A cruz escondida

Apoio aos seminaristas da Ucrânia é vital para o futuro da Igreja

Semente de fé

Ainda hoje é quase impossível esquecer os tempos duros de perseguição aos cristãos na era soviética. Na Ucrânia, persistem ainda memórias dos longos dias em que a fé era vivida em segredo. Apesar dos riscos e das ameaças, nunca nesses anos negros a Igreja deixou de formar seminaristas.

Ucrânia. Ainda hoje há quem se comova ao recordar os seminários clandestinos, as missas ditas em surdina, os anos de fome decretados por Moscovo como se fosse um castigo… D. Svyastoslav Shevchuk era ainda muito jovem quando decidiu que queria seguir a vida religiosa, queria ser sacerdote. Eram tempos duros os que se viviam então na Ucrânia, um dos países da União Soviética. A perseguição implacável do regime comunista não poupou ninguém. Muito menos a Igreja. Por isso, na memória do Arcebispo-Maior da Igreja Greco-Católica da Ucrânia, está presente com enorme nitidez o dia em que um padre foi a casa dos seus pais para celebrar a Missa. Ainda hoje, quando recorda esse padre, Shevchuk fala em “exemplo notável da vida sacerdotal na Igreja perseguida”. Era proibido mas o padre não teve medo e foi.

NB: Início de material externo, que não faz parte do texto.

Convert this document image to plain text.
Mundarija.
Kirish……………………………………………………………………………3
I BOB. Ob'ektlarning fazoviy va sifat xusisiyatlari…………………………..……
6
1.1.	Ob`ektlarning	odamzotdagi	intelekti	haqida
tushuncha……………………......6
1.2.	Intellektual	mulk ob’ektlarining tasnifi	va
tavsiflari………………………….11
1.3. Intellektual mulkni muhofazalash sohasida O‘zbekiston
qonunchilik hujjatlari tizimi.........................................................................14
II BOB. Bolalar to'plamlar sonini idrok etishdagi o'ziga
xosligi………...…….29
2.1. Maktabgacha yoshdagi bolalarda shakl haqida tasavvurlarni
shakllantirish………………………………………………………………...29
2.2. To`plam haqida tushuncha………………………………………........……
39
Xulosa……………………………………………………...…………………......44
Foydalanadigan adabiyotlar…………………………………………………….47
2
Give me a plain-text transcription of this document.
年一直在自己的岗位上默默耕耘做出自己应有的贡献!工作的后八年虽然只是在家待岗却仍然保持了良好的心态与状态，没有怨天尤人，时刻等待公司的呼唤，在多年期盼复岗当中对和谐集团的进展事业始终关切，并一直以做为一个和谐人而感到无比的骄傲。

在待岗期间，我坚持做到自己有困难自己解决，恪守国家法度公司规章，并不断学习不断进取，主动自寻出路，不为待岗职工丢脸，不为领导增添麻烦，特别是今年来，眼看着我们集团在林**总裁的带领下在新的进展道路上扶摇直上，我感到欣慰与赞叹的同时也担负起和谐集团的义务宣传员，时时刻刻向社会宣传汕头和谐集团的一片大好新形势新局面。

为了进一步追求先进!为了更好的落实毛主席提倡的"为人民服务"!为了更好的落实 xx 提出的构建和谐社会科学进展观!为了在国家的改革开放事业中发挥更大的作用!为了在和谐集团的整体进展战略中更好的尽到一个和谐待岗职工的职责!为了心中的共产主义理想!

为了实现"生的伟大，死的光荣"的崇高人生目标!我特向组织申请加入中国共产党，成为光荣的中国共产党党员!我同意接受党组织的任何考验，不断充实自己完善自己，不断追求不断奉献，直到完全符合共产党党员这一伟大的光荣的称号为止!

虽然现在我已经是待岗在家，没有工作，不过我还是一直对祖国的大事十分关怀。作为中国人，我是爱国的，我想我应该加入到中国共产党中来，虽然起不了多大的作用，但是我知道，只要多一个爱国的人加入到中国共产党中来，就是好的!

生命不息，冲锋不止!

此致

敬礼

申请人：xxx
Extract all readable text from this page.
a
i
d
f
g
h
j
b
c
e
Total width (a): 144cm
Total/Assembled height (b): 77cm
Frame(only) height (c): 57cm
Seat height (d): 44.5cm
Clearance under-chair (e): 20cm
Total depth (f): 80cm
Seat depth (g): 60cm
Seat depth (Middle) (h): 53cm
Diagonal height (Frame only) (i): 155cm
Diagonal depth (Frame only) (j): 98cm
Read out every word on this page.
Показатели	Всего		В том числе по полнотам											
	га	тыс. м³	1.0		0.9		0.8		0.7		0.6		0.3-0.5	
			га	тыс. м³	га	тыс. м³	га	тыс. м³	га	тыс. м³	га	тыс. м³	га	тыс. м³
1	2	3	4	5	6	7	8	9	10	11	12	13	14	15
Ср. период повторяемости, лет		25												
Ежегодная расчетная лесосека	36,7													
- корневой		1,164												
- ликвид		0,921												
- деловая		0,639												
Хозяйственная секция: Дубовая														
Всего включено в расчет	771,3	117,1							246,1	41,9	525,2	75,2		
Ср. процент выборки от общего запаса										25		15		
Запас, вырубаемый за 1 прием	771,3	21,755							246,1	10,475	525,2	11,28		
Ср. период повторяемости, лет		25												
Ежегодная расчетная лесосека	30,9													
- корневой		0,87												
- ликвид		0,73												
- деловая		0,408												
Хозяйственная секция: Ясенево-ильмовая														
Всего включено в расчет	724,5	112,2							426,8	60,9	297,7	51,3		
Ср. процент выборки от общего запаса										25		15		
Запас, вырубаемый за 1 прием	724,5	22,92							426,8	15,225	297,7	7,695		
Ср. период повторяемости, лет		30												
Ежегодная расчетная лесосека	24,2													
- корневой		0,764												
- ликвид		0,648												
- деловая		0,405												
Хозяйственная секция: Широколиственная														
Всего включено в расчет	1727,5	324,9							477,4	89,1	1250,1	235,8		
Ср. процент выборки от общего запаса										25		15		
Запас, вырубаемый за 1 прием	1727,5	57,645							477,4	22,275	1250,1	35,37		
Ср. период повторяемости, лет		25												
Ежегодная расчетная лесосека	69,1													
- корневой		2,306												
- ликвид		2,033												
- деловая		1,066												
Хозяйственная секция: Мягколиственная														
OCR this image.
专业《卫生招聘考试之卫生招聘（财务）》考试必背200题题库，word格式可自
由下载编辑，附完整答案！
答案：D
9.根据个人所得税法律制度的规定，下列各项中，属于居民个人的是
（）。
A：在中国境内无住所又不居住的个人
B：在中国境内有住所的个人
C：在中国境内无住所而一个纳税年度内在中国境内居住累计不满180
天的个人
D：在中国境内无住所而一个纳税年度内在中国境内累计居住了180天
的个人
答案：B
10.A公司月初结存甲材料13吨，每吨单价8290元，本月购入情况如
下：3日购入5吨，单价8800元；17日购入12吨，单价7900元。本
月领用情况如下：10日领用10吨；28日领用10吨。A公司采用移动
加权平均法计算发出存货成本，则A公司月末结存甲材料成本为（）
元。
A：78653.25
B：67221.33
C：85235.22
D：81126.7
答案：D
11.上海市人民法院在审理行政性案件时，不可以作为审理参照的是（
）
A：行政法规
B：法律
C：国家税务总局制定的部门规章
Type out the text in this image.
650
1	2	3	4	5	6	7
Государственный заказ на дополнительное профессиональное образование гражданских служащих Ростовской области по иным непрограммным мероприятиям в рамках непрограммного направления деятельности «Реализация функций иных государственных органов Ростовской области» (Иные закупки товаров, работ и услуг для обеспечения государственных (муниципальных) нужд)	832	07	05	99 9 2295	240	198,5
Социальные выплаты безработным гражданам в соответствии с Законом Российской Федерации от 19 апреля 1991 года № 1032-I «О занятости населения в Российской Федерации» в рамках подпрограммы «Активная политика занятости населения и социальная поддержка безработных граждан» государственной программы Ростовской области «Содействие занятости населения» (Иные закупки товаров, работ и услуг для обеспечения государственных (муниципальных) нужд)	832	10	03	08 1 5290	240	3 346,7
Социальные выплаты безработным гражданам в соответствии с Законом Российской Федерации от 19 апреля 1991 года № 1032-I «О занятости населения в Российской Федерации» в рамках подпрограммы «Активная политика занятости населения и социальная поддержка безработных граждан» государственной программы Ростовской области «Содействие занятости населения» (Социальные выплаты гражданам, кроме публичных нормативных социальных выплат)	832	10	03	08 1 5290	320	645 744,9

Arriscou tudo. Até a prisão, a tortura, ser enviado para os tenebrosos ‘gulags’, os campos de concentração. Mas foi. E Shevchuk tomou por causa desse exemplo de coragem a decisão que iria mudar a sua vida para sempre. “Decidi ser como ele. Foi a primeira vez que pensei em me tornar padre.” Foi uma decisão arriscada. A Ucrânia vivia tempos muito duros. Os fiéis eram forçados a viver a sua fé em segredo. As Igrejas foram perseguidas, muitos templos passaram para as mãos do Estado, não havendo lugar que escapasse ao punho de ferro imposto por Moscovo. O sofrimento dos ucranianos foi brutal. Até fome chegaram a passar. Em novembro do ano passado, o Papa Francisco lembrou uma das campanhas impostas por Estaline e que dizimou milhões de pessoas na Ucrânia. Foi o Holodomor. O extermínio pela fome. O Papa recordou esses tempos como uma “imagem dolorosa”, pedindo que “tais tragédias não se repitam”. Foi principalmente entre os anos de 1932 e 1933. A Ucrânia funcionava como uma espécie de celeiro e Estaline decidiu desviar praticamente toda a produção para alimentar a União Soviética. Calcula-se que terão morrido de fome cerca de 5 milhões de pessoas.

 

Esconder a fé

Foi neste ambiente de perseguição impiedosa que Shevchuk decidiu que queria ser sacerdote para o resto da sua vida. “Pertenci à comunidade do seminário clandestino durante a era comunista”, recorda. “Foi um tempo de perseguição e nós tivemos de esconder a nossa fé.” Foi também um tempo de crescimento. O ambiente de perseguição trouxe uma consciência de pertença mais robusta. Alimentou a própria comunidade. D. Svyastoslav Shevchuk estudou graças também à Fundação AIS. Foi um dos inúmeros seminaristas apoiados directamente graças à generosidade dos benfeitores da Ajuda à Igreja que Sofre. Hoje, D. Svyastoslav,  líder da Igreja Greco Católica da Ucrânia, representa cerca de cinco milhões de fiéis em todo o mundo. São católicos de rito bizantino e estão em comunhão com o Papa. D. Svyastoslav é também o responsável principal pela formação de todos os seminaristas da Ucrânia. É uma tarefa essencial para preservar a própria existência da comunidade. “Hoje, estamos muito necessitados de verdadeiros pastores que realmente façam parte da vida das pessoas e as acompanhem”, diz-nos o Arcebispo, acrescentando: “Depois de todos aqueles anos, olhando para os nossos seminaristas, fico feliz por vê-los viverem as suas vocações sem qualquer medo”. A ligação da Fundação AIS à Igreja ucraniana continua mesmo depois do colapso da União Soviética. Os tempos são diferentes mas persistem as dificuldades. Durante a ditadura soviética a Igreja foi espoliada dos seus bens e hoje necessita de apoio para continuar a realizar a sua missão. A ajuda que continua a ser dada aos seminaristas ucranianos pela Fundação AIS é uma semente de fé que vai alimentar seguramente a Igreja no futuro.